Yargıtay Ceza Genel Kurulunun 13/02/2007 tarih ve 2007/7-28 E, 2007/34 K. sayılı kararında ise "Geneli ilgilendiren ya da ilgilendirmesi gereken tüm olaylar hakkında, halkı objektif ve gerçekleri yansıtacak biçimde aydınlatmak, çeşitli sorunlar üzerinde kamuoyunu düşünmeye çağıracak tarzda tartışmalar açmak, onu toplumsal ve siyasal oluşumlar üzerinde doğru ve gerçeğe uygun bilgilerle donatmak, yöneticileri eleştirmek, uyarmak ve bu yöntemlerle denetlemek, ayrıca içinde yaşadığı toplumun ve tüm insanlığın sorunları konusunda bireyi bilinçlendirmek durumunda olan basına, bu ödevlerini yerine getirirken ihtiyaç duyacağı bir kısım haklar da tanınmıştır. Bunlar; bilgi edinme, yayma, eleştirme, yorumlama ve eser yaratma haklarıdır. Temelini Anayasa’nın 28. vd. maddelerinden alan ve 5187 sayılı Basın Kanununun 3. maddesinde düzenlenen bu haklar, basın yoluyla işlenen suçlarda, hukuka uygunluk nedenlerini oluşturur. Bilgiyi yayma, eleştirme ve yorumlama haklarının kabulü için, açıklama, eleştiri veya değer yargısı biçimindeki bilginin gerçek ve güncel olması, açıklanmasında kamunun ilgi ve yararının bulunması, açıklanış şekli ile konusu arasında düşünsel bir bağ bulunması, açıklamada “küçültücü” sözlerin kullanılmaması gerekir.” denilmektedir.
Basın özgürlüğü ile kişilik değerlerinin karşı karşıya geldiği durumlarda; hukuk düzeninin çatışan iki değeri aynı zamanda koruma altına alması düşünülemez. Bu iki değerden birinin diğerine üstün tutulması gerektiği, bunun sonucunda da, daha az üstün olan yararın daha çok üstün tutulması gereken yarar karşısında o olayda ve o an için korumasız kalmasının uygunluğu kabul edilecektir. Bunun için temel ölçüt kamu yararıdır. Gerek yazılı ve gerekse görsel basın bu işlevini yerine getirirken, özellikle yayının gerçek olmasını, kamu yararı bulunmasını, toplumsal ilginin varlığını, konunun güncelliğini gözetmeli, haberi verirken özle biçim arasındaki dengeyi de korumalıdır. Yine basın, objektif sınırlar içinde kalmak suretiyle yayın yapmalıdır.
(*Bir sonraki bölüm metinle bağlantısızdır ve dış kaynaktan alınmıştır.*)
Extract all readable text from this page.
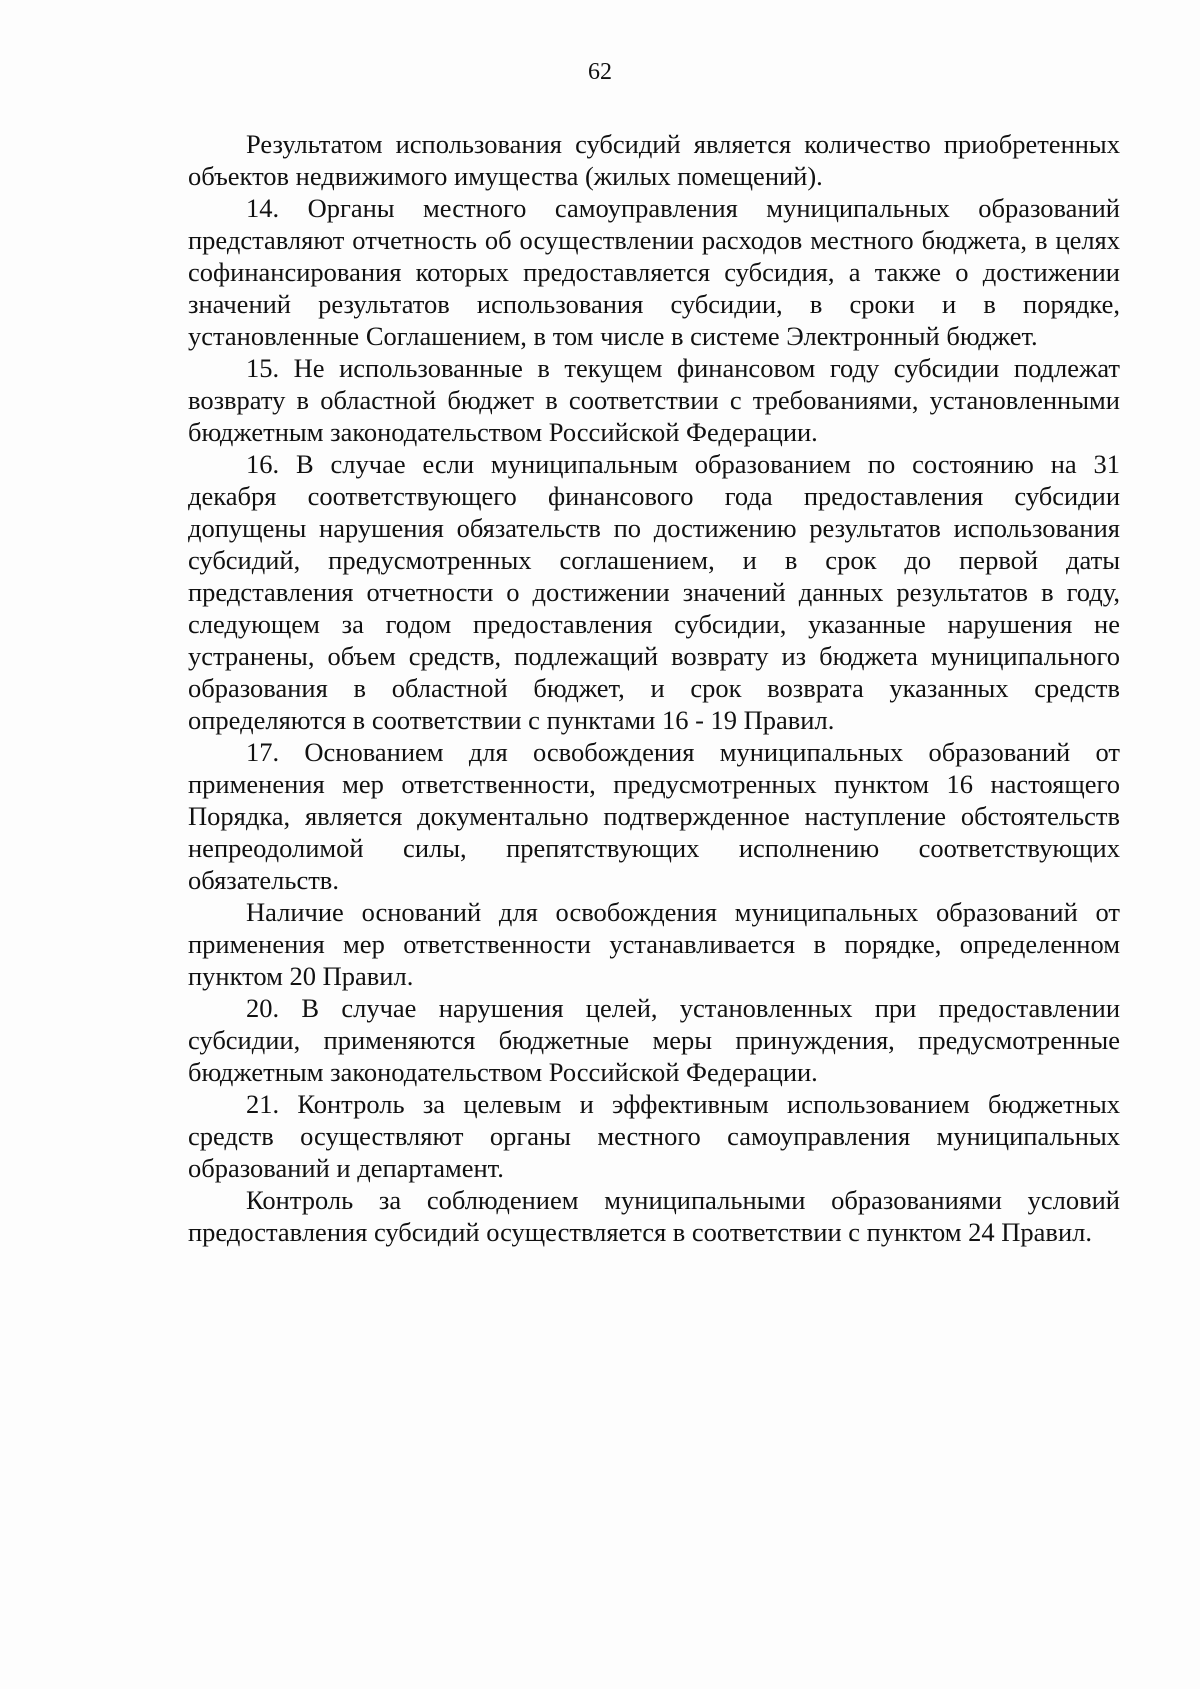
62

Результатом использования субсидий является количество приобретенных объектов недвижимого имущества (жилых помещений).

14. Органы местного самоуправления муниципальных образований представляют отчетность об осуществлении расходов местного бюджета, в целях софинансирования которых предоставляется субсидия, а также о достижении значений результатов использования субсидии, в сроки и в порядке, установленные Соглашением, в том числе в системе Электронный бюджет.

15. Не использованные в текущем финансовом году субсидии подлежат возврату в областной бюджет в соответствии с требованиями, установленными бюджетным законодательством Российской Федерации.

16. В случае если муниципальным образованием по состоянию на 31 декабря соответствующего финансового года предоставления субсидии допущены нарушения обязательств по достижению результатов использования субсидий, предусмотренных соглашением, и в срок до первой даты представления отчетности о достижении значений данных результатов в году, следующем за годом предоставления субсидии, указанные нарушения не устранены, объем средств, подлежащий возврату из бюджета муниципального образования в областной бюджет, и срок возврата указанных средств определяются в соответствии с пунктами 16 - 19 Правил.

17. Основанием для освобождения муниципальных образований от применения мер ответственности, предусмотренных пунктом 16 настоящего Порядка, является документально подтвержденное наступление обстоятельств непреодолимой силы, препятствующих исполнению соответствующих обязательств.

Наличие оснований для освобождения муниципальных образований от применения мер ответственности устанавливается в порядке, определенном пунктом 20 Правил.

20. В случае нарушения целей, установленных при предоставлении субсидии, применяются бюджетные меры принуждения, предусмотренные бюджетным законодательством Российской Федерации.

21. Контроль за целевым и эффективным использованием бюджетных средств осуществляют органы местного самоуправления муниципальных образований и департамент.

Контроль за соблюдением муниципальными образованиями условий предоставления субсидий осуществляется в соответствии с пунктом 24 Правил.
O anda ve görünürde var olup da sonradan gerçek olmadığı anlaşılan olayların yayınından da basın sorumlu tutulmamalıdır.
Öte yandan yazılı ve görsel basın organlarının büyük çoğunluğunun haber yaptığı bu tür olaylarda 5187 sayılı Kanun ile benzer konularda hükümler içeren temel kanunları her olayın özelliğine göre ayrı ayrı değerlendirmek gerekir. Basının haber yapma ve yayma özgürlüğü kapsamında, bu tür haberlerin toplumsal bilgilendirme ve duyarlılığı artırma amacıyla gerçekleştirilen kamusal bir etkinlik olduğu, bu noktada kişilik hakları gibi bireysel temel hak ve özgürlükler ile basının haber yapma, dolayısıyla düşünce, bilgiye ulaşma ve fikir özgürlüğünün uzlaştırılması, aralarında adil bir dengenin sağlanması gerekmektedir.
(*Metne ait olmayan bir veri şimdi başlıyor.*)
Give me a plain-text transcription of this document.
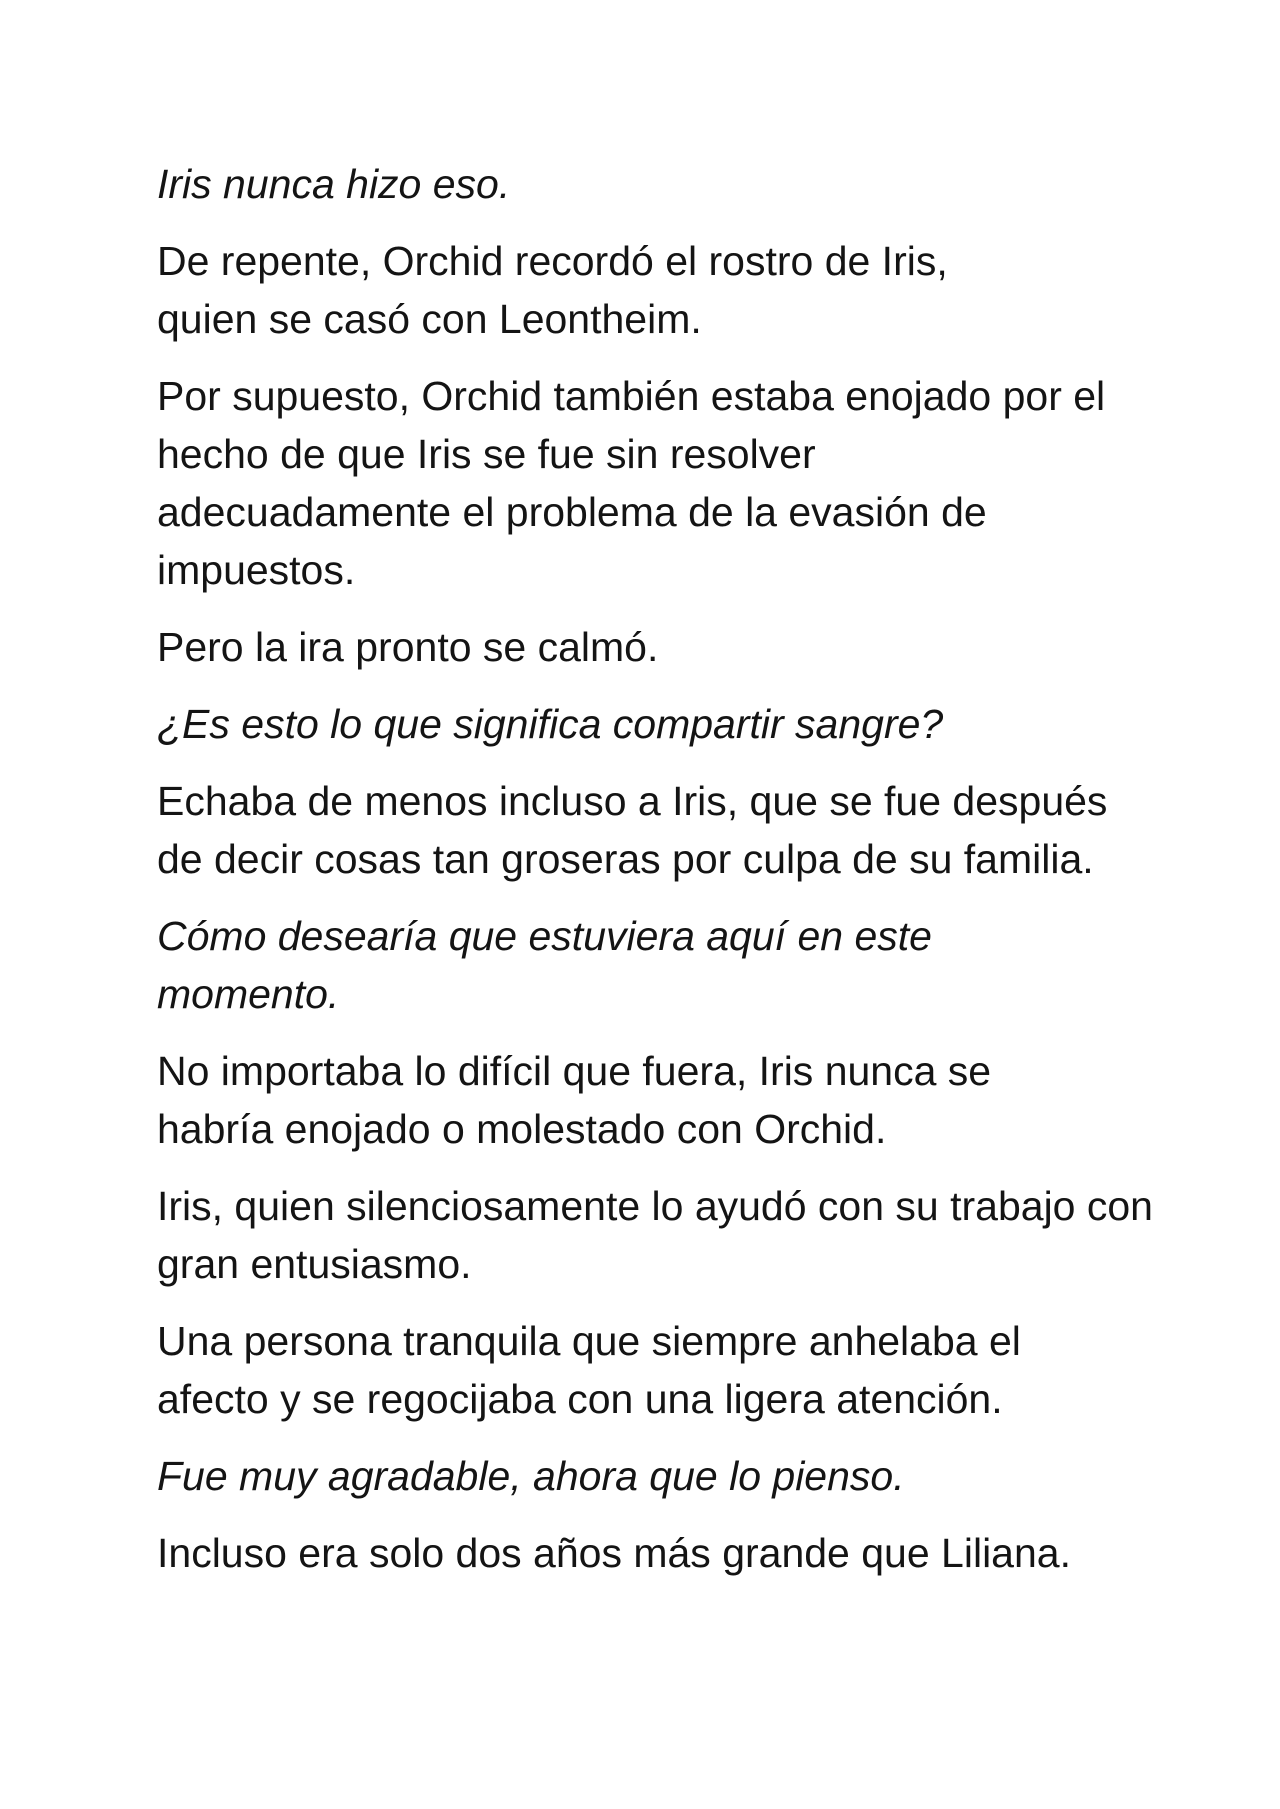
Iris nunca hizo eso.

De repente, Orchid recordó el rostro de Iris, quien se casó con Leontheim.

Por supuesto, Orchid también estaba enojado por el hecho de que Iris se fue sin resolver adecuadamente el problema de la evasión de impuestos.

Pero la ira pronto se calmó.

¿Es esto lo que significa compartir sangre?

Echaba de menos incluso a Iris, que se fue después de decir cosas tan groseras por culpa de su familia.

Cómo desearía que estuviera aquí en este momento.

No importaba lo difícil que fuera, Iris nunca se habría enojado o molestado con Orchid.

Iris, quien silenciosamente lo ayudó con su trabajo con gran entusiasmo.

Una persona tranquila que siempre anhelaba el afecto y se regocijaba con una ligera atención.

Fue muy agradable, ahora que lo pienso.

Incluso era solo dos años más grande que Liliana.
Hemen belirtmek gerekmektedir ki; 5187 sayılı Kanun"un 21. maddesinin a ve b bentlerinde yazılı suçların niteliğine bakılacak olursa Kanunun gerçek amacının, kişilerin karşılaştıkları bazı suçlar nedeniyle haber yapılmalarının normal kişilerin "ikincil mağduriyetlerine" yol açılmasının engellenmesi olduğu, c fıkrasında ayrıca bir suç türü belirtilmese de küçüklerin kimliklerinin açıklanmasının yasaklanmasının amacının ise, normal insanlar için önlenmeye çalışılan ikincil mağduriyetin sadece belli suçlar için değil, tüm suçlar için önlenmesi, küçüklerin başlarına gelen ve konusu suç oluşturan fiiller nedeniyle onları toplum içinde rencide olabilecekleri, geleceklerinde onları kötü anlamda etkileyebilecek bir takım sonuçlara yol açabileceği benzer ihtimaller karşısında savunmasız kalmalarını engellemek olduğu düşünülebilir.""
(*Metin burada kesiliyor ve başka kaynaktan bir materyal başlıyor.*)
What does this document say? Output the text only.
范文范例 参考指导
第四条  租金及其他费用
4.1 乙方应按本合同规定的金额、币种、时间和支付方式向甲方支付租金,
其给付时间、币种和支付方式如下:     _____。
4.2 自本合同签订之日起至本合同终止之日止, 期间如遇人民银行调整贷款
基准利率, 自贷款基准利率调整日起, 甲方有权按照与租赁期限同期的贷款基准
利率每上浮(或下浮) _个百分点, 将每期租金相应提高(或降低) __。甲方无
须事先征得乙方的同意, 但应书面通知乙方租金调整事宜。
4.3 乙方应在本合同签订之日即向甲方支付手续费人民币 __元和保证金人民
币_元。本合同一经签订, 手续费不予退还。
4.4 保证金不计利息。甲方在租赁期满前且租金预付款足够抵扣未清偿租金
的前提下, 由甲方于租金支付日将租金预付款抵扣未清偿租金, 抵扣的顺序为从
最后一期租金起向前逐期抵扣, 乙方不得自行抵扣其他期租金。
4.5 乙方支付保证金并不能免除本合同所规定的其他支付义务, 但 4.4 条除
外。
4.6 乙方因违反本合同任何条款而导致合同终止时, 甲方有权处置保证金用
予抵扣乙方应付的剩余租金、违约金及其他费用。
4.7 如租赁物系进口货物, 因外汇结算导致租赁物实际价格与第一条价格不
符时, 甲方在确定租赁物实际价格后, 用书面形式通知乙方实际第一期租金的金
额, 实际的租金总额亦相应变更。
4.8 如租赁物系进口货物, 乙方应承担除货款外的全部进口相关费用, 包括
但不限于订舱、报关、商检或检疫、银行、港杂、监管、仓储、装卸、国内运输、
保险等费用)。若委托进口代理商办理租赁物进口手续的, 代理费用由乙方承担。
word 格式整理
Bu açıklamalardan sonra somut olaya gelince;
Sanık ..."ın sorumlu müdür, sanık ..."ın sorumlu müdürün bağlı bulunduğu yetkili olarak görev yaptığı Vatan Gazetesinin 28.08.2013 tarihli nüshasının 8. sayfasında yer alan ""İran plakalı tır bir aileyi yok etti " başlığı ile yayımlanan ve içeriğindeki "9 yaşındaki mağdur çocuk ... yaralandığına" ilişkin haberde mağdur olan küçüğün kimliğinin tanınmasına yol açacak derecede fotoğrafının yayımlanması ve isminin açıklanması olayı üzerine kamu davası açılması karşısında, haberin güncel ve gerçek olması, kamuoyunun ilgisini konu üzerine dikkat çekerek ilgililer hakkında denetim görevini üstlenmesi, haberde küçüğün fotoğrafının yayınlanmasındaki amacın trafik kazalarının yoğunluğu ve tehlikesi yönünde farkındalık yaratmak olduğu, haberin özetlenme ve açıklanış biçimi itibariyle mağduru küçültücü veya kişilik haklarını ihlal eden ifadelere yer verilmemesi, okuyucuda mağdurun hukuki yararının ihlal edildiği ve mağduriyetine yol açtığı izlenimi uyandırmadığından sanıkların fiilinin Basın Kanunu’nun 21/c. maddesindeki suçu oluşturmayacağı düşüncesiyle Sayın Çoğunluğun kararına katılamıyorum.